W Europie prognozy dają jeszcze większe powody do obaw, przede wszystkim ze względu na pogorszenie koniunktury w Niemczech. Wartość indeksu ekonomicznych niespodzianek dla strefy euro jest nadal ujemna (-8,8) i nie widać oznak nadchodzącej poprawy. Oczekiwania dla strefy euro według Sentix w lipcu spadły do poziomu -13, a dla Niemiec jeszcze bardziej (-16). Po pierwszym półroczu nie widać sygnałów, że w niemieckim sektorze produkcyjnym nastąpi ożywienie. Wręcz przeciwnie: najnowsze dane, w tym indeks nastrojów ZEW, wskazują na wzrost ryzyka recesji w drugiej połowie 2019 r. Jedyną nadzieją dla Niemiec jest podtrzymanie dodatniego impetu w sektorze usługowym dzięki solidnemu popytowi krajowemu.

W nadchodzących tygodniach rynek skupi się na bankach centralnych

Wszyscy wiemy, że uwaga rynku skupi się na posiedzeniach banków centralnych pod koniec tego miesiąca. Będzie to potwierdzenie, że znajdujemy się w całkiem nowym paradygmacie pieniężnym i gospodarczym, w ramach którego niekonwencjonalne narzędzia stosowane po 2008 r. staną się konwencjonalne w otoczeniu bardzo niskich neutralnych stóp procentowych.

To, co tym razem będzie unikalne, to fakt, iż zarówno Fed, jak i EBC są gotowe do podjęcia działań uprzedzających. Mimo iż EBC ma bardziej fundamentalne powody do działania (ryzyko recesji w Niemczech i ograniczona inflacja), w przypadku Fed z decyzją taka wiążą się większe wątpliwości. Przyczyny makroekonomiczne uzasadniające obniżki stóp w Stanach Zjednoczonych są dyskusyjne, w szczególności biorąc pod uwagę, że polityka Fed jest przede wszystkim „zależna od danych”. Gospodarka jest w dość dobrym stanie, jednak wydaje się, że cel Fed polegający na poluzowaniu polityki pieniężnej motywowany jest innymi względami:

  • W swoim wystąpieniu na początku tego tygodnia Powell niejako potwierdził, że Fed zdecydowanie nadmiernie zaostrzyła politykę w bieżącym cyklu i dąży obecnie do odwrócenia sytuacji po decyzji o podwyżce w grudniu, która coraz bardziej wydaje się błędna.
  • Fed zawsze brała pod uwagę kontekst międzynarodowy, jednak wydaje się, że tym razem odgrywa on kluczową rolę. W swoim krótkim wystąpieniu przed Kongresem Powell wielokrotnie użył słów „niepewność” i „ryzyko”, kładąc szczególny nacisk na czynniki globalne, co stanowi zmianę w porównaniu z wcześniejszymi cyklami.

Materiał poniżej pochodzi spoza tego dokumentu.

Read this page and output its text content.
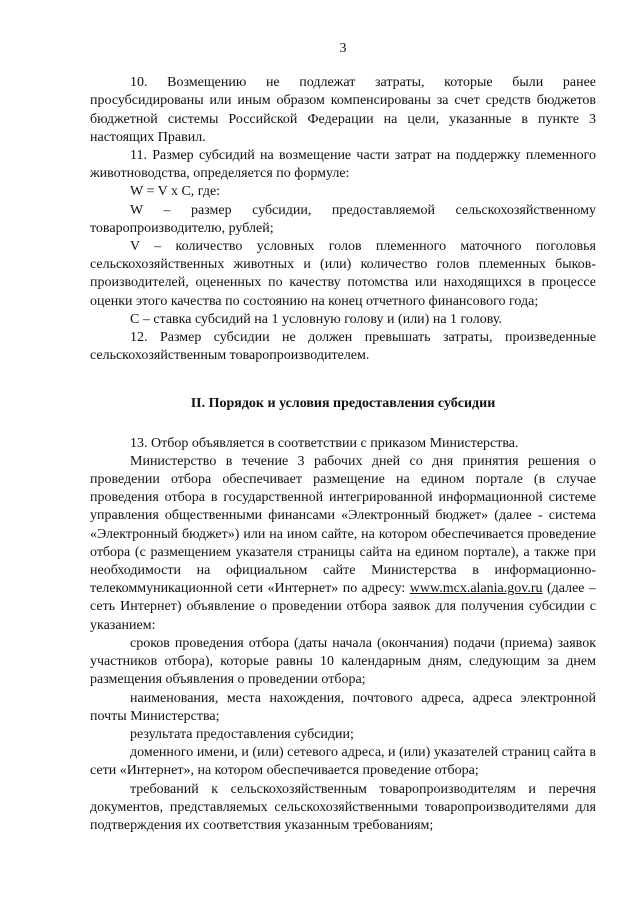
3

10. Возмещению не подлежат затраты, которые были ранее просубсидированы или иным образом компенсированы за счет средств бюджетов бюджетной системы Российской Федерации на цели, указанные в пункте 3 настоящих Правил.

11. Размер субсидий на возмещение части затрат на поддержку племенного животноводства, определяется по формуле:

W = V x С, где:

W – размер субсидии, предоставляемой сельскохозяйственному товаропроизводителю, рублей;

V – количество условных голов племенного маточного поголовья сельскохозяйственных животных и (или) количество голов племенных быков-производителей, оцененных по качеству потомства или находящихся в процессе оценки этого качества по состоянию на конец отчетного финансового года;

С – ставка субсидий на 1 условную голову и (или) на 1 голову.

12. Размер субсидии не должен превышать затраты, произведенные сельскохозяйственным товаропроизводителем.

II. Порядок и условия предоставления субсидии

13. Отбор объявляется в соответствии с приказом Министерства.

Министерство в течение 3 рабочих дней со дня принятия решения о проведении отбора обеспечивает размещение на едином портале (в случае проведения отбора в государственной интегрированной информационной системе управления общественными финансами «Электронный бюджет» (далее - система «Электронный бюджет») или на ином сайте, на котором обеспечивается проведение отбора (с размещением указателя страницы сайта на едином портале), а также при необходимости на официальном сайте Министерства в информационно-телекоммуникационной сети «Интернет» по адресу: www.mcx.alania.gov.ru (далее – сеть Интернет) объявление о проведении отбора заявок для получения субсидии с указанием:

сроков проведения отбора (даты начала (окончания) подачи (приема) заявок участников отбора), которые равны 10 календарным дням, следующим за днем размещения объявления о проведении отбора;

наименования, места нахождения, почтового адреса, адреса электронной почты Министерства;

результата предоставления субсидии;

доменного имени, и (или) сетевого адреса, и (или) указателей страниц сайта в сети «Интернет», на котором обеспечивается проведение отбора;

требований к сельскохозяйственным товаропроизводителям и перечня документов, представляемых сельскохозяйственными товаропроизводителями для подтверждения их соответствия указанным требованиям;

W momencie pisania tego artykułu kontrakty terminowe na fundusze Fed uwzględniają w wycenach 70% prawdopodobieństwo cięcia stóp o 25 punktów bazowych i 30% prawdopodobieństwo obniżki o 50 punktów bazowych 31 lipca.  Naszym zdaniem Fed w tym miesiącu obniży stopy o 25 punktów bazowych, a w razie konieczności zrobi to ponownie we wrześniu. Otrzymujemy wiele pytań od klientów dotyczących skutków przewidywanych cięć stóp. Przeważającym poglądem jest, że pierwsza obniżka będzie pozytywna dla rynku akcji, jednak nie zawsze okazywało się to prawdą, w szczególności biorąc pod uwagę ostatnie dwa pierwsze cięcia stóp przez Fed. Ponadto tezę o mocnej hossie podważają dwa czynniki: obniżka o 25 punktów bazowych została już uwzględniona w wycenach, a także, co ważniejsze, w kontekście luzowania ilościowego przewidywanie reakcji rynku w oparciu o historię sprzed rozpoczęcia luzowania ilościowego wydaje się bezcelowe.

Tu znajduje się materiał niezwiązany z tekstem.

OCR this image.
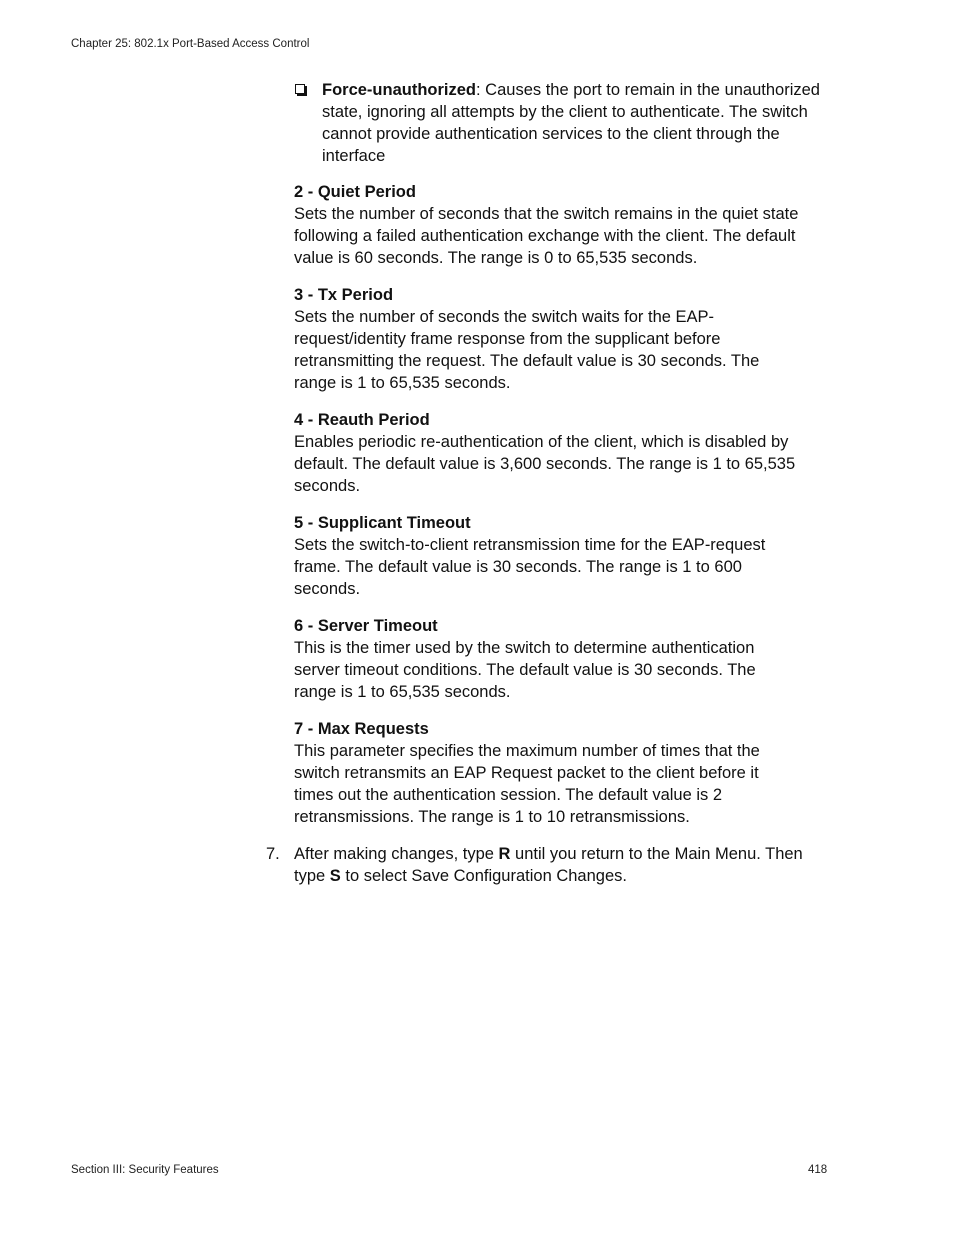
Chapter 25: 802.1x Port-Based Access Control
Force-unauthorized: Causes the port to remain in the unauthorized state, ignoring all attempts by the client to authenticate. The switch cannot provide authentication services to the client through the interface
2 - Quiet Period
Sets the number of seconds that the switch remains in the quiet state following a failed authentication exchange with the client. The default value is 60 seconds. The range is 0 to 65,535 seconds.
3 - Tx Period
Sets the number of seconds the switch waits for the EAP-request/identity frame response from the supplicant before retransmitting the request. The default value is 30 seconds. The range is 1 to 65,535 seconds.
4 - Reauth Period
Enables periodic re-authentication of the client, which is disabled by default. The default value is 3,600 seconds. The range is 1 to 65,535 seconds.
5 - Supplicant Timeout
Sets the switch-to-client retransmission time for the EAP-request frame. The default value is 30 seconds. The range is 1 to 600 seconds.
6 - Server Timeout
This is the timer used by the switch to determine authentication server timeout conditions. The default value is 30 seconds. The range is 1 to 65,535 seconds.
7 - Max Requests
This parameter specifies the maximum number of times that the switch retransmits an EAP Request packet to the client before it times out the authentication session. The default value is 2 retransmissions. The range is 1 to 10 retransmissions.
7. After making changes, type R until you return to the Main Menu. Then type S to select Save Configuration Changes.
Section III: Security Features	418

Wreszcie, podobnie jak miało to miejsce wielokrotnie w ostatniej dekadzie, możliwe, że Fed i EBC będą starały się uniknąć rozbieżności w polityce pieniężnej, które mogłyby negatywnie wpłynąć na kursy walutowe w związku z potencjalną wojną walutową zainicjowaną przez administrację Trumpa. W ostatnim protokole z obrad EBC wspomniano o „ogólnym porozumieniu” w Radzie Zarządzającej w odniesieniu do gotowości do ponownego poluzowania polityki pieniężnej, odnosząc się do „wzmocnienia wytycznych, wznowienia zakupów aktywów netto oraz obniżenia stóp politycznych”. Naszym zdaniem podjęcie działań jest bardziej prawdopodobne 12 września niż na najbliższym posiedzeniu EBC 25 lipca. Decyzja taka może być oficjalnie motywowana niską inflacją, jednak głównym powodem jest pogorszenie prognoz ekonomicznych dla Niemiec. Na początek spodziewamy się lekkiej korekty stóp procentowych w postaci przesunięcia stopy depozytowej do jeszcze niższych wartości ujemnych. Ponieważ takie działanie raczej nie przyniesie istotnych rezultatów, EBC będzie zmuszony do podjęcia bardziej radykalnych działań, w szczególności dotyczących limitów programu luzowania ilościowego poprzez podwyższenie pułapu własności dla emisji obligacji do 50% w porównaniu z poprzednim wynoszącym 33%. To era nieskończonego luzowania ilościowego.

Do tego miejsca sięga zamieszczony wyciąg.